Amélioration du Bouclier de la Démocratie Européenne : Des Propositions Adoptées par le Parlement
Mardi, la commission spéciale du Parlement européen sur le bouclier de la démocratie européenne (EUDS) a adopté ses conclusions et recommandations concernant la manipulation de l’information et l’ingérence étrangères (FIMI), les infrastructures critiques, la résilience numérique et médiatique, et la préparation civile. Ces propositions, adoptées par 20 voix pour, 9 contre et 2 abstentions, visent à renforcer le bouclier de la démocratie européenne.
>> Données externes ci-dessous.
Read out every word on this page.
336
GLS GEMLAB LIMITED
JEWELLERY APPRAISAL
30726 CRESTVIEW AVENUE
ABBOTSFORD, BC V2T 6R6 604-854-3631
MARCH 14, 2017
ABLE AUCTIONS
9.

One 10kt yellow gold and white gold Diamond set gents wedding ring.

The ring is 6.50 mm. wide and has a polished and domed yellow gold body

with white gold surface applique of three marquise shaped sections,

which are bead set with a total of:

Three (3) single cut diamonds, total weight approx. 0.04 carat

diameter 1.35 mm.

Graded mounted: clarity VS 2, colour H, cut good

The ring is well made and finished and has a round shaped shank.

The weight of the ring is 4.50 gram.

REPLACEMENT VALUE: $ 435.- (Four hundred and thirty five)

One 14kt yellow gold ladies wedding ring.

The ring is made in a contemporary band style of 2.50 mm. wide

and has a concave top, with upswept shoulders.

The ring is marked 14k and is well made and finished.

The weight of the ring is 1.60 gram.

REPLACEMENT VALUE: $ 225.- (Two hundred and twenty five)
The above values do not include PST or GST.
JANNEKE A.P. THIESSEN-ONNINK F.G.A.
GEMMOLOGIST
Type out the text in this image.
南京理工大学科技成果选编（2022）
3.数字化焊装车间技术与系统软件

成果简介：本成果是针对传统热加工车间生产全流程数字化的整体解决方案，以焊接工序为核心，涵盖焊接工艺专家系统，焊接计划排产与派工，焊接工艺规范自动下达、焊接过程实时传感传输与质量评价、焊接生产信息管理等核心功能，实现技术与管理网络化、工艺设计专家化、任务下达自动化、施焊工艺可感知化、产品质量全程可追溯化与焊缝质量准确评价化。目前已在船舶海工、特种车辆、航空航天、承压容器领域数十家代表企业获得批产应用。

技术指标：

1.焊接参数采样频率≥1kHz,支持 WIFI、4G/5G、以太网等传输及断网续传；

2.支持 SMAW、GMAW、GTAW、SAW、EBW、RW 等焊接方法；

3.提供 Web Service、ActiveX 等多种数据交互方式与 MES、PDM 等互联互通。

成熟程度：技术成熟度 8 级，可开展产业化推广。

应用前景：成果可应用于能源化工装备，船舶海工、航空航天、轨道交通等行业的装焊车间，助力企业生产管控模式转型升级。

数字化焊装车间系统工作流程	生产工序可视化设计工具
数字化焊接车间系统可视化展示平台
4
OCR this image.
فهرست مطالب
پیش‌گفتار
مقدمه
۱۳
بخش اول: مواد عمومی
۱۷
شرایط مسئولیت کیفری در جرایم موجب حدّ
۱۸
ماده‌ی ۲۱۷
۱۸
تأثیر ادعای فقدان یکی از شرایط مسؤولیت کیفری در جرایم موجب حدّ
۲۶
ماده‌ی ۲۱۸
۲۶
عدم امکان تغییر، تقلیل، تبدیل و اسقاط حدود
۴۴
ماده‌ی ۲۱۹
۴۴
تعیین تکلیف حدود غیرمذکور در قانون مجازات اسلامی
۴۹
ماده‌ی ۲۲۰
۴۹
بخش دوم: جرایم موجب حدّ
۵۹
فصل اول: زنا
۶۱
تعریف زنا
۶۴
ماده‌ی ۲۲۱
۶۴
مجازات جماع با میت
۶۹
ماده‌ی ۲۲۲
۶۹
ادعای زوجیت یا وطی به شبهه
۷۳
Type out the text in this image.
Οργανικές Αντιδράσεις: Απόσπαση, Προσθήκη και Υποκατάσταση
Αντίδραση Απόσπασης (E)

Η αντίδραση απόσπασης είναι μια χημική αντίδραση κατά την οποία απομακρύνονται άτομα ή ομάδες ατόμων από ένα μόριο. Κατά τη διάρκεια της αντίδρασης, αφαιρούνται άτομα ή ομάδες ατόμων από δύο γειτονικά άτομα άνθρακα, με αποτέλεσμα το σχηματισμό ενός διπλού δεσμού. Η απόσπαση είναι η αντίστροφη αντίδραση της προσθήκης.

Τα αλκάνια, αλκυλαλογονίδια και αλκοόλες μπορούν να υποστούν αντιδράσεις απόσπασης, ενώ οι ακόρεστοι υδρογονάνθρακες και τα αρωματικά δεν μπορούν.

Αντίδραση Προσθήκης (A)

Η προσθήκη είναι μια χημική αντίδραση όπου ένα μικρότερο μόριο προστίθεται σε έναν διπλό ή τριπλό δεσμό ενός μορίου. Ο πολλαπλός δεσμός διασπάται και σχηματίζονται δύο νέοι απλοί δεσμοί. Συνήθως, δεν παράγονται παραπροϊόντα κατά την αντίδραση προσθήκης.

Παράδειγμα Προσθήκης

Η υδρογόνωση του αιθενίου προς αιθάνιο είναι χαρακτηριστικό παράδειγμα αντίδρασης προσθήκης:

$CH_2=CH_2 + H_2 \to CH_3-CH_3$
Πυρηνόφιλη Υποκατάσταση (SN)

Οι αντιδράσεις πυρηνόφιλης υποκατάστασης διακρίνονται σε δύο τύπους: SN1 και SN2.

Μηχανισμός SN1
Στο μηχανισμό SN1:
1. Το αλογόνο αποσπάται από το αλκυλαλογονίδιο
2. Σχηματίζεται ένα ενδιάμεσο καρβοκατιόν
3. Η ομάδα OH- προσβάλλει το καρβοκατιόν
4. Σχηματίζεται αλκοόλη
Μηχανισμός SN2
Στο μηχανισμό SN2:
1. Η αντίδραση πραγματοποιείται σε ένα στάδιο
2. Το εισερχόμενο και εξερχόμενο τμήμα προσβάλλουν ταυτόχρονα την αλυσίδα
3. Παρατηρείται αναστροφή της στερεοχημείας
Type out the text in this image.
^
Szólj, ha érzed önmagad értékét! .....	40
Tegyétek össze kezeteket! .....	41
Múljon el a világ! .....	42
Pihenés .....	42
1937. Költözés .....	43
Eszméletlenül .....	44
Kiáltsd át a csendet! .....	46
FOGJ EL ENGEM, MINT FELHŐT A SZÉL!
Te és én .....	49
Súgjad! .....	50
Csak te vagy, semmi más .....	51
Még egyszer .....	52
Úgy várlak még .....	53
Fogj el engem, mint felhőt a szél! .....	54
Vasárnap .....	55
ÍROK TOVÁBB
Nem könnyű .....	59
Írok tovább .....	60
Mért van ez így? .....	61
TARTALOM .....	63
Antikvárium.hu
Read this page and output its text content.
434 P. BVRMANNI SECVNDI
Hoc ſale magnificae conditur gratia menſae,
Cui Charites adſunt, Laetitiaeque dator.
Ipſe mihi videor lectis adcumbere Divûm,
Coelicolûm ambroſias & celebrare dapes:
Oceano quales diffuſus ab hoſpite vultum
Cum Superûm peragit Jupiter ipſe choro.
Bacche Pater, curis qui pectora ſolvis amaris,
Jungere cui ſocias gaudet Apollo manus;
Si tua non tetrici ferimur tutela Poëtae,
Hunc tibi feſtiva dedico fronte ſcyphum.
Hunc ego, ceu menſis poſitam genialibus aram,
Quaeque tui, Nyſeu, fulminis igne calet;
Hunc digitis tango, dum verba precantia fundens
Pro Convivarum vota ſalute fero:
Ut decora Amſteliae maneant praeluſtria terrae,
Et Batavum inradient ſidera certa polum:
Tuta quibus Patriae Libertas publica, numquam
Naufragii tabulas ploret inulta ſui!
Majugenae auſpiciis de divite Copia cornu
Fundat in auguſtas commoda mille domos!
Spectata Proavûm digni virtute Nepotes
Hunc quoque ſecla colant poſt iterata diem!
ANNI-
Les députés ont exprimé leur soutien pour la création d’un centre européen pour la résilience démocratique. Ce centre devrait être établi par un acte juridique contraignant, comportant des paramètres opérationnels, un budget spécifique et une gouvernance impliquant tous les États membres. Il devra également intégrer les systèmes de coopération existants et être adaptable face aux menaces évolutives.
Le rapport souligne que la Russie demeure la principale menace pour l’intégrité démocratique de l’Europe, citant des attaques hybrides fréquentes, notamment des cyberattaques et du sabotage, également en provenance du Bélarus, de Chine, d’Iran et de Corée du Nord. Il préconise un renforcement des capacités des agences européennes pour contrer ces activités, ainsi que des sanctions élargies contre les facilitateurs de la désinformation.
Les députés recommandent également l’instauration d’une « Journée européenne de la préparation » le 24 février, pour commémorer l’invasion de l’Ukraine par la Russie, ainsi qu’une application d’alerte de crise à l’échelle de l’UE.
Concernant la souveraineté de l’UE, le rapport appelle à réduire la dépendance aux technologies étrangères dans des secteurs critiques, en favorisant des partenariats plus fiables. Il insiste aussi sur l’importance d’appliquer les règles numériques actuelles aux plateformes, plutôt que de créer de nouvelles législations.
Pour protéger l’intégrité des élections, les députés proposent des mes contre les deepfakes et les publicités frauduleuses, ainsi que la protection des femmes candidates. Ils demandent également que les infrastructures électorales soient classées comme critiques et que des enquêtes soient menées sur des allégations d’espionnage.
Le rapport met en avant la nécessité de soutenir les médias libres et indépendants, en préconisant des engagements de financement à long terme et l’application d’interdictions sur les logiciels espions illégaux. Des programmes d’éducation aux médias sont également recommandés pour sensibiliser le public, en particulier les jeunes, aux contenus générés par l’IA.
Enfin, le rapport appelle à un soutien accru des délégations de l’UE à l’étranger pour les pays candidats à l’adhésion, visant à contrer la FIMI et à lutter contre la répression transnationale.
Le rapporteur, Tomas Tobé, a déclaré que la désinformation et l’ingérence hybride deviennent de plus en plus sophistiquées, et a souligné la nécessité d’un programme de réforme axé sur le renforcement des capacités opérationnelles.
Le Parlement européen devrait voter sur ce rapport lors de la session plénière de septembre.